Oui, je l'ai dit à plusieurs reprises et je le répète encore une fois avec un peu de souffrance et de douleur. Le dialogue interreligieux doit reprendre, car il fait également partie de notre identité religieuse, aucune religion n'est une île. Nous devons donc le reprendre et en témoigner en tant que chefs religieux, mais aussi en tant que communautés religieuses, les uns envers les autres, surtout au Moyen-Orient, où la religion joue un rôle fondamental dans l'identité et la communauté, dans la vie civile, dans la vie sociale et aussi dans la vie politique. Et le fait est que, à quelques exceptions près, la plupart des chefs religieux locaux n'ont rien dit, et lorsqu'ils ont pris la parole, ils ont parlé exclusivement d'eux-mêmes et de leur propre point de vue, sans aucun regard sur l'autre. Et s'il y avait un regard sur l'autre, c'était un regard négatif, défensif ou accusateur. Tout cela est préoccupant. Nous devons sortir de ce cercle vicieux, et je ne parle pas seulement des juifs et des musulmans, nous en faisons également partie, nous ne devons pas nous comporter en bons et en gentils par rapport aux autres.

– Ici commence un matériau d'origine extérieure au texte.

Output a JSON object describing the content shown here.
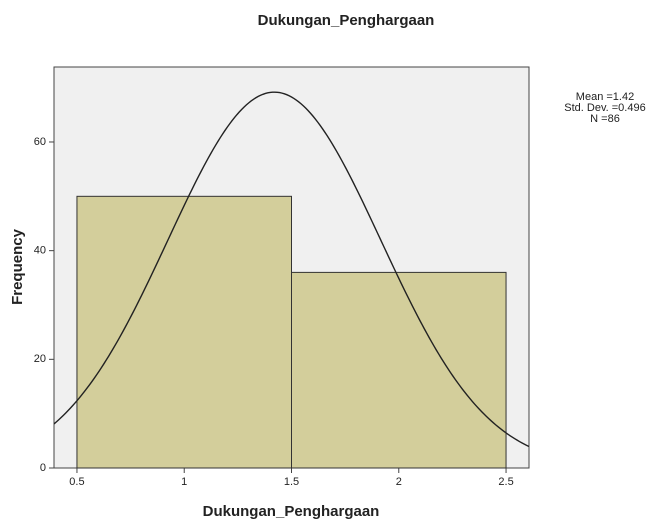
{
  "chart_data": {
    "type": "histogram",
    "title": "Dukungan_Penghargaan",
    "x_label": "Dukungan_Penghargaan",
    "y_label": "Frequency",
    "bins": [
      0.5,
      1.5,
      2.5
    ],
    "values": [
      50,
      36
    ],
    "color": "#d3ce9b",
    "xlim": [
      0.393,
      2.607
    ],
    "xticks": [
      0.5,
      1,
      1.5,
      2,
      2.5
    ],
    "ylim": [
      0,
      73.8
    ],
    "yticks": [
      0,
      20,
      40,
      60
    ],
    "normal_curve": {
      "mean": {
        "value": 1.42,
        "label": "Mean =1.42"
      },
      "std_dev": {
        "value": 0.496,
        "label": "Std. Dev. =0.496"
      },
      "n": {
        "value": 86,
        "label": "N =86"
      }
    }
  }
}
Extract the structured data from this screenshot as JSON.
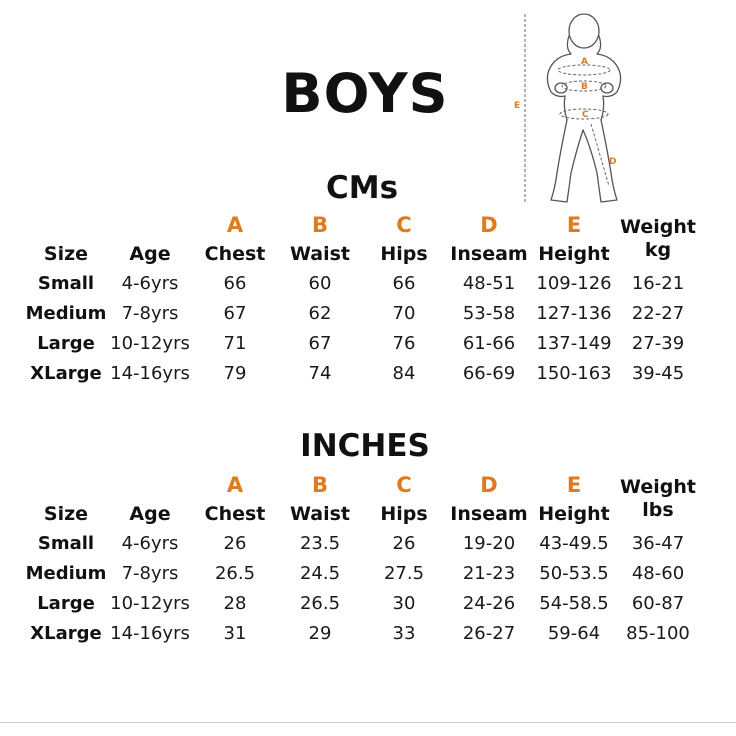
{
  "title": "BOYS",
  "diagram": {
    "labels": [
      "A",
      "B",
      "C",
      "D",
      "E"
    ],
    "accent_color": "#e07a1c"
  },
  "sections": [
    {
      "title": "CMs",
      "letters": [
        "A",
        "B",
        "C",
        "D",
        "E"
      ],
      "headers": [
        "Size",
        "Age",
        "Chest",
        "Waist",
        "Hips",
        "Inseam",
        "Height"
      ],
      "weight_header": [
        "Weight",
        "kg"
      ],
      "rows": [
        [
          "Small",
          "4-6yrs",
          "66",
          "60",
          "66",
          "48-51",
          "109-126",
          "16-21"
        ],
        [
          "Medium",
          "7-8yrs",
          "67",
          "62",
          "70",
          "53-58",
          "127-136",
          "22-27"
        ],
        [
          "Large",
          "10-12yrs",
          "71",
          "67",
          "76",
          "61-66",
          "137-149",
          "27-39"
        ],
        [
          "XLarge",
          "14-16yrs",
          "79",
          "74",
          "84",
          "66-69",
          "150-163",
          "39-45"
        ]
      ]
    },
    {
      "title": "INCHES",
      "letters": [
        "A",
        "B",
        "C",
        "D",
        "E"
      ],
      "headers": [
        "Size",
        "Age",
        "Chest",
        "Waist",
        "Hips",
        "Inseam",
        "Height"
      ],
      "weight_header": [
        "Weight",
        "lbs"
      ],
      "rows": [
        [
          "Small",
          "4-6yrs",
          "26",
          "23.5",
          "26",
          "19-20",
          "43-49.5",
          "36-47"
        ],
        [
          "Medium",
          "7-8yrs",
          "26.5",
          "24.5",
          "27.5",
          "21-23",
          "50-53.5",
          "48-60"
        ],
        [
          "Large",
          "10-12yrs",
          "28",
          "26.5",
          "30",
          "24-26",
          "54-58.5",
          "60-87"
        ],
        [
          "XLarge",
          "14-16yrs",
          "31",
          "29",
          "33",
          "26-27",
          "59-64",
          "85-100"
        ]
      ]
    }
  ]
}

Après le 7 octobre, nous devons reprendre le dialogue, en gardant à l'esprit non seulement ce que nous nous sommes dit dans le passé, mais aussi ce que nous ne nous sommes pas dit au cours de ces deux dernières années et pourquoi, afin de repartir en essayant d'écouter. Une chose que j'ai dite à plusieurs reprises, et qui est très difficile, c'est qu'il ne faut pas partir de l'analyse, mais qu'il faut écouter la douleur de l'autre, car je crois que tout le monde est vraiment fatigué, touché par sa douleur. Mais la difficulté ou l'impossibilité de voir la douleur des autres est également préoccupante. La victimisation est l'un des problèmes que nous avons, chacun se sent comme la seule et unique victime et l'autre comme le bourreau. Au contraire, nous devons sortir de cette perspective. C'est l'engagement que nous devons prendre. Les choses ne changent pas d'elles-mêmes, elles changent si quelqu'un ouvre la voie. Voilà, nous devons ouvrir, rouvrir cette voie. Ce sera difficile, mais nous devons le faire, c'est précisément la tâche des chefs religieux. On ne peut pas regarder Dieu et nier l'autre, mais c'est ce que nous avons fait.
Mgr Tonino Bello disait que la guerre commence avec la disparition du visage de l'autre. On pourrait peut-être dire que la paix commence en écoutant la douleur de l'autre...
Absolument. Reconnaître l'autre, c'est se reconnaître soi-même. Nier l'autre, c'est se renier soi-même. Nous devons donc tous regarder Dieu et nous retrouver les uns dans les autres.